流石に高校生二人がベビー用品店で買物、なので店員さんが一瞬止まったけど、影山君は涼し気な表情で言う。
「姉に頼まれて」
その一言で納得してくれたらしく、店員さんは笑顔で対応してくれた。私が照れているのも彼女なのにベビー用品店に連れて行かれてしまったから、と勝手に解釈しているみたいだった。

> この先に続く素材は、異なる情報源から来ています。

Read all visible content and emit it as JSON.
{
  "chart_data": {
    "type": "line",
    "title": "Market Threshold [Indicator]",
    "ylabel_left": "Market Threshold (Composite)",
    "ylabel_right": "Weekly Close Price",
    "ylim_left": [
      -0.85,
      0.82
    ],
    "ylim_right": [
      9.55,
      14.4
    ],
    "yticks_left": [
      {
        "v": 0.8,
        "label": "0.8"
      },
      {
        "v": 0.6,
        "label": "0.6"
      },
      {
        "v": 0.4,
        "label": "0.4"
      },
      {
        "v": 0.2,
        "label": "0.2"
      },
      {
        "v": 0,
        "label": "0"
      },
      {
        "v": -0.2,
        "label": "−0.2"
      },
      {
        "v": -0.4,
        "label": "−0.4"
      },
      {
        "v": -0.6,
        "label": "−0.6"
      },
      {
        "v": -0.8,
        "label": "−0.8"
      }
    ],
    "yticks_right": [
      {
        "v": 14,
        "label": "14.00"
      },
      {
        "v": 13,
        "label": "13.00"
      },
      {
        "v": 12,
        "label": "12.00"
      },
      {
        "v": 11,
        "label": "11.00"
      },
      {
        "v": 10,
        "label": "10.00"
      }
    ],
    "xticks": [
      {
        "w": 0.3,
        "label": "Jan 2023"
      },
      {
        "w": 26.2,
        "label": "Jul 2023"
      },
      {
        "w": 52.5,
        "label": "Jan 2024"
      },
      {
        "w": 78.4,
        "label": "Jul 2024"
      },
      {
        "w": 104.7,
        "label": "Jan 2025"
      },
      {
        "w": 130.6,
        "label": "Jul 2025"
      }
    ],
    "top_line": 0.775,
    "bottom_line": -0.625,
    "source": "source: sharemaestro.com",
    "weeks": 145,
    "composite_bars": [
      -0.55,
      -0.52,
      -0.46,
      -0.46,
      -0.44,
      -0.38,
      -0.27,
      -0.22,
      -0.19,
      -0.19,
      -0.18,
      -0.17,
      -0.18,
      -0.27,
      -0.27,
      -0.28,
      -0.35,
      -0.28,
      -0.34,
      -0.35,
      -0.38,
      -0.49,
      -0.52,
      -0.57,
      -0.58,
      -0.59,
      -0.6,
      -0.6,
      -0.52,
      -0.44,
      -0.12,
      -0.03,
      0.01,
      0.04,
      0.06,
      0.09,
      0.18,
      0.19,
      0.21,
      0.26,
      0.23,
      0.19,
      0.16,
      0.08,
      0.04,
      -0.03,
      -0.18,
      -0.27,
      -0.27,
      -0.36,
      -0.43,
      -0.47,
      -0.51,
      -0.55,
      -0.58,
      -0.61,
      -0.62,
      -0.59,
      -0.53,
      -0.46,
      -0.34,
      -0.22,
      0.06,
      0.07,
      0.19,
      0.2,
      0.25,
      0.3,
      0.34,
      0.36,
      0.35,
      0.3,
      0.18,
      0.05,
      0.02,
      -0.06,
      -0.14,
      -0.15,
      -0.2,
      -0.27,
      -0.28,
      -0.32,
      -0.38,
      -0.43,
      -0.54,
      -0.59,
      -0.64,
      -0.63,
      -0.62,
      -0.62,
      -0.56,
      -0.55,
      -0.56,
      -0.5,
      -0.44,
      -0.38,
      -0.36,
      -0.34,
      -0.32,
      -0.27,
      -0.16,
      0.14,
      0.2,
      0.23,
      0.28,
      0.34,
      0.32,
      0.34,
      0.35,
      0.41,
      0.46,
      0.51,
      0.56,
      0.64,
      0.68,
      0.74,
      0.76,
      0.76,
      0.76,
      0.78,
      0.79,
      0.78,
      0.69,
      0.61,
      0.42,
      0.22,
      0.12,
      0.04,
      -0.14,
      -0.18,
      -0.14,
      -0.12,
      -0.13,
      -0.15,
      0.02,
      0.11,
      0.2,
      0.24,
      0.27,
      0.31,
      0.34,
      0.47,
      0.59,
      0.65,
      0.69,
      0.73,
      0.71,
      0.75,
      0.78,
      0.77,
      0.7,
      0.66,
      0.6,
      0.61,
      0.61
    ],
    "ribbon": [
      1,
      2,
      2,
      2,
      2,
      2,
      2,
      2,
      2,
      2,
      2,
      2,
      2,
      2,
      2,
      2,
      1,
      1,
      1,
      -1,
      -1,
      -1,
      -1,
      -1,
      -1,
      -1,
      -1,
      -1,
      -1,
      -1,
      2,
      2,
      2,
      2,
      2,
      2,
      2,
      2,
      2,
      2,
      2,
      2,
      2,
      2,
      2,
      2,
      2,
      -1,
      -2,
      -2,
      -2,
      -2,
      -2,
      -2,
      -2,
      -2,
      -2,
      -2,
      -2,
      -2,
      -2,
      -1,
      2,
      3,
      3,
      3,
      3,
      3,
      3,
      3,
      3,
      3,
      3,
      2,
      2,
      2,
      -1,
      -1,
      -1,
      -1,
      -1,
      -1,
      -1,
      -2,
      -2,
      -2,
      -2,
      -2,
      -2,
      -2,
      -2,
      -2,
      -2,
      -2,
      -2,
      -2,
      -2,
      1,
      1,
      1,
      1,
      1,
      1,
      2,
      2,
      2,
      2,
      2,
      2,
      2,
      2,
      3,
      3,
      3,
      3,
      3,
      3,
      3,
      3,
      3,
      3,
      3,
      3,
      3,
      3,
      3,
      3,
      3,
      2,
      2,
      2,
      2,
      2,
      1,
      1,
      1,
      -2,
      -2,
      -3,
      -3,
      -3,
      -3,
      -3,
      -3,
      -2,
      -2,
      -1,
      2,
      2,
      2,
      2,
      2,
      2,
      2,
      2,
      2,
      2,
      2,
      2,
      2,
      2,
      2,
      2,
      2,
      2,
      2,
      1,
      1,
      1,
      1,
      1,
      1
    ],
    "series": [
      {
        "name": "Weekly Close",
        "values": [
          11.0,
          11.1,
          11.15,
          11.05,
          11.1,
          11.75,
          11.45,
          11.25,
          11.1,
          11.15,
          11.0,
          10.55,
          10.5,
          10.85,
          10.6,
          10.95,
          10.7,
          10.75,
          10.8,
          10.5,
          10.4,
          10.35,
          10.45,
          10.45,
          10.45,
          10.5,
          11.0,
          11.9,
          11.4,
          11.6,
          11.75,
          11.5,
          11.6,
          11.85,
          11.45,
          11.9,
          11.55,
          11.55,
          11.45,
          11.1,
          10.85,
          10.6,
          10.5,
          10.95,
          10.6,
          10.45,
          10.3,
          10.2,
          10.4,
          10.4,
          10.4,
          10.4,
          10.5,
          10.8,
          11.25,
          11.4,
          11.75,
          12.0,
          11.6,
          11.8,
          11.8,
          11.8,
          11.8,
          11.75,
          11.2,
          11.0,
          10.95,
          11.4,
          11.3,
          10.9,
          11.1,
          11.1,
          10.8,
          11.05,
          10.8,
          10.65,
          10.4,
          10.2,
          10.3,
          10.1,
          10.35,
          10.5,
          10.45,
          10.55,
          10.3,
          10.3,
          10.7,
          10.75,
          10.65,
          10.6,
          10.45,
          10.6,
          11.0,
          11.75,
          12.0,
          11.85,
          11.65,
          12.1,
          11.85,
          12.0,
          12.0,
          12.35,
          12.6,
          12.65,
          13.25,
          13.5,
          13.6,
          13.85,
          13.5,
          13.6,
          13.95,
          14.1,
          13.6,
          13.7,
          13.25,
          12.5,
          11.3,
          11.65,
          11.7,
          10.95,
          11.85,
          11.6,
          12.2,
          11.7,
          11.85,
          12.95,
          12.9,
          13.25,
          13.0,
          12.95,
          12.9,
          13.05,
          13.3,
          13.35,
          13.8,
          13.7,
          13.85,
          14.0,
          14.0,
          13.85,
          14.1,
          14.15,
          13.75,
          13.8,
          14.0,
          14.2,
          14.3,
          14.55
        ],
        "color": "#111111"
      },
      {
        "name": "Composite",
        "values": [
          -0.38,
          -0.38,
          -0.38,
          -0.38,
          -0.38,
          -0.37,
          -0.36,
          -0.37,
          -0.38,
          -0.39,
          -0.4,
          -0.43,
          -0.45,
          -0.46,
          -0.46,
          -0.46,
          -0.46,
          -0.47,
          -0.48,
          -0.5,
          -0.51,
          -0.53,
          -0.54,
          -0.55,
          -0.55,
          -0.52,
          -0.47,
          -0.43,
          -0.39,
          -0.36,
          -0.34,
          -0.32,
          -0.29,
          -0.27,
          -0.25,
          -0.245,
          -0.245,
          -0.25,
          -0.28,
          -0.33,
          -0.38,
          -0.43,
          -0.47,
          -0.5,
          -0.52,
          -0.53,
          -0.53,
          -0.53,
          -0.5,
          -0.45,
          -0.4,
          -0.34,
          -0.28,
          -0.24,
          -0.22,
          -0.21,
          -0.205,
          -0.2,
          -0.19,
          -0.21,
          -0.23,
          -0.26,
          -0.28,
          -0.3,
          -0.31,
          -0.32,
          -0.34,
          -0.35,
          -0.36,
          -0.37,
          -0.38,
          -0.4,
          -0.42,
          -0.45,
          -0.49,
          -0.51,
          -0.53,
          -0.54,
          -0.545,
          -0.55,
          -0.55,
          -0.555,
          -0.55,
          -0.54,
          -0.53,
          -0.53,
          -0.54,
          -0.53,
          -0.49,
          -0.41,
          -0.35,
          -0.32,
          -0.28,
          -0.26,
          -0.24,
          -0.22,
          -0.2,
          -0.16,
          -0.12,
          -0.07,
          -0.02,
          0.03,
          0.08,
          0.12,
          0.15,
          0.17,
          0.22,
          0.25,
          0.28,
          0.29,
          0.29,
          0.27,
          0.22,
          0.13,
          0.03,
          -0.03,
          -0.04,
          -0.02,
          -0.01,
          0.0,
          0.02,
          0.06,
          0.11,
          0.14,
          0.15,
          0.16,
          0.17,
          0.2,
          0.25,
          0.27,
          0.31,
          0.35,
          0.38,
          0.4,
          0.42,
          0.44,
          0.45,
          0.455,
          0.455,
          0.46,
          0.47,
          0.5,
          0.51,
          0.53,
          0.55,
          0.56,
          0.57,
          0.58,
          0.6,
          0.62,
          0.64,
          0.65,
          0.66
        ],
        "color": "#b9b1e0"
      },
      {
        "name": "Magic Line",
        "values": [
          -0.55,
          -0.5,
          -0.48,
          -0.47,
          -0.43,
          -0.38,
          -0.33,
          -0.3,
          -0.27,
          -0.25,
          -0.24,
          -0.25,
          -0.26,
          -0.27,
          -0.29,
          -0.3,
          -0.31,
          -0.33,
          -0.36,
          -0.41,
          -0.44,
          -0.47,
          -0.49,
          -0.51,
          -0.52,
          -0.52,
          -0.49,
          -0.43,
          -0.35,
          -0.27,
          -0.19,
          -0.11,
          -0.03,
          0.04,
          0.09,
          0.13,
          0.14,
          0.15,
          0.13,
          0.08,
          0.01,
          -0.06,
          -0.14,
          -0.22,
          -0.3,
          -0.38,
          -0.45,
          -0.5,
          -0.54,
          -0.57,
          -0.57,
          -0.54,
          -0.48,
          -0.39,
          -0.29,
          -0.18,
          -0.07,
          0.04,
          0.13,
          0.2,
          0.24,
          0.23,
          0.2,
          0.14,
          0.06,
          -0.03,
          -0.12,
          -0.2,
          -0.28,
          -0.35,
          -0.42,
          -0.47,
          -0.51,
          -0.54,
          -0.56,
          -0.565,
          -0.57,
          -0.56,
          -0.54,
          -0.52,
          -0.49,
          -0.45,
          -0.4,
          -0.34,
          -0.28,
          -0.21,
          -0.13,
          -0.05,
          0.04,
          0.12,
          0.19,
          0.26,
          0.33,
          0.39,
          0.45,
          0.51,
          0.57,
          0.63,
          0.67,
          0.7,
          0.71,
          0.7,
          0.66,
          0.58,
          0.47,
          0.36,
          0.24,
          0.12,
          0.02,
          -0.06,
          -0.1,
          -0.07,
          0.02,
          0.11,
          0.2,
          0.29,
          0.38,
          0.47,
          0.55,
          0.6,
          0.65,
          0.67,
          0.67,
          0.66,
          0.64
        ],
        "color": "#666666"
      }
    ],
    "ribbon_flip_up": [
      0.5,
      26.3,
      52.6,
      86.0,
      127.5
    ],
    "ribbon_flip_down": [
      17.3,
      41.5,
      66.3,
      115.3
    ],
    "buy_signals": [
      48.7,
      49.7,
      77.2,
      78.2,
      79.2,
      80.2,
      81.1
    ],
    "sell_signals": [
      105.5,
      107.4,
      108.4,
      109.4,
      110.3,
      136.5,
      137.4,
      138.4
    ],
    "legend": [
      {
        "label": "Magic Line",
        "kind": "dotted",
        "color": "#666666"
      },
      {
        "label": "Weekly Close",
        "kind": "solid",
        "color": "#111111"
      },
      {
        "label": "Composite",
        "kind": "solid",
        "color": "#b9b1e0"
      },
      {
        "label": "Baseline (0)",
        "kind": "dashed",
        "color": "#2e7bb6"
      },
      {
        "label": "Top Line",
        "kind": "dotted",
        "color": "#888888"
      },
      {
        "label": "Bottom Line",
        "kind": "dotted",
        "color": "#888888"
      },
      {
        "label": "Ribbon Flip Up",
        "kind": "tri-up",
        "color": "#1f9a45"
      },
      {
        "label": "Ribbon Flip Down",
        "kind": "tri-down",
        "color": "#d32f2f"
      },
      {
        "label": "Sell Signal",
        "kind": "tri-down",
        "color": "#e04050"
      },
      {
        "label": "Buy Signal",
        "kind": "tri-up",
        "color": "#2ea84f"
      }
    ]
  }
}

お使いの体で本当に買い物をしてしまい、店舗を出て少ししたら影山君が言った。
「着替えるか?」
「……だっ……め!」
私の拒否心が強いのを知り、影山君は残念そうに舌打ちしてから言う。
「姉が居るのは本当だから」
「……え?」
「俺、八歳離れた姉貴いるんだよ」
突然の告白にポカーンとしてしまった。
嘘を付いて買い物をしたのではないと伝えたかったのだとは思うけど、影山君の家に居た時もご両親は居たけど他に人の気配がなかったので、てっきり一人っ子なのかと思っていた。
「もう家出てるから家で会う事なかったんだよ」
「そ……そう、なんだ……」
影山君のお姉さん。きっと綺麗な人なんだろうな、とぼんやり考えていた。会うのは影山君のご両親もないので無理だけど、チラッとだけでいいから見てみたい。
「結婚する時には会わせるから」
サラリと言うから耳まで赤くならずにはいられない。影山君の口から結婚なんて言葉が出るとは思ってなかったから。
(やっぱり結婚、本当にするんだ……そうだよね、子供いるのに結婚しないなんておかしいもんね……)
影山君の本心は兎も角、影山君の口から結婚してくれると言ってくれるだけで、嬉しさで頭がおかしくなりそうで。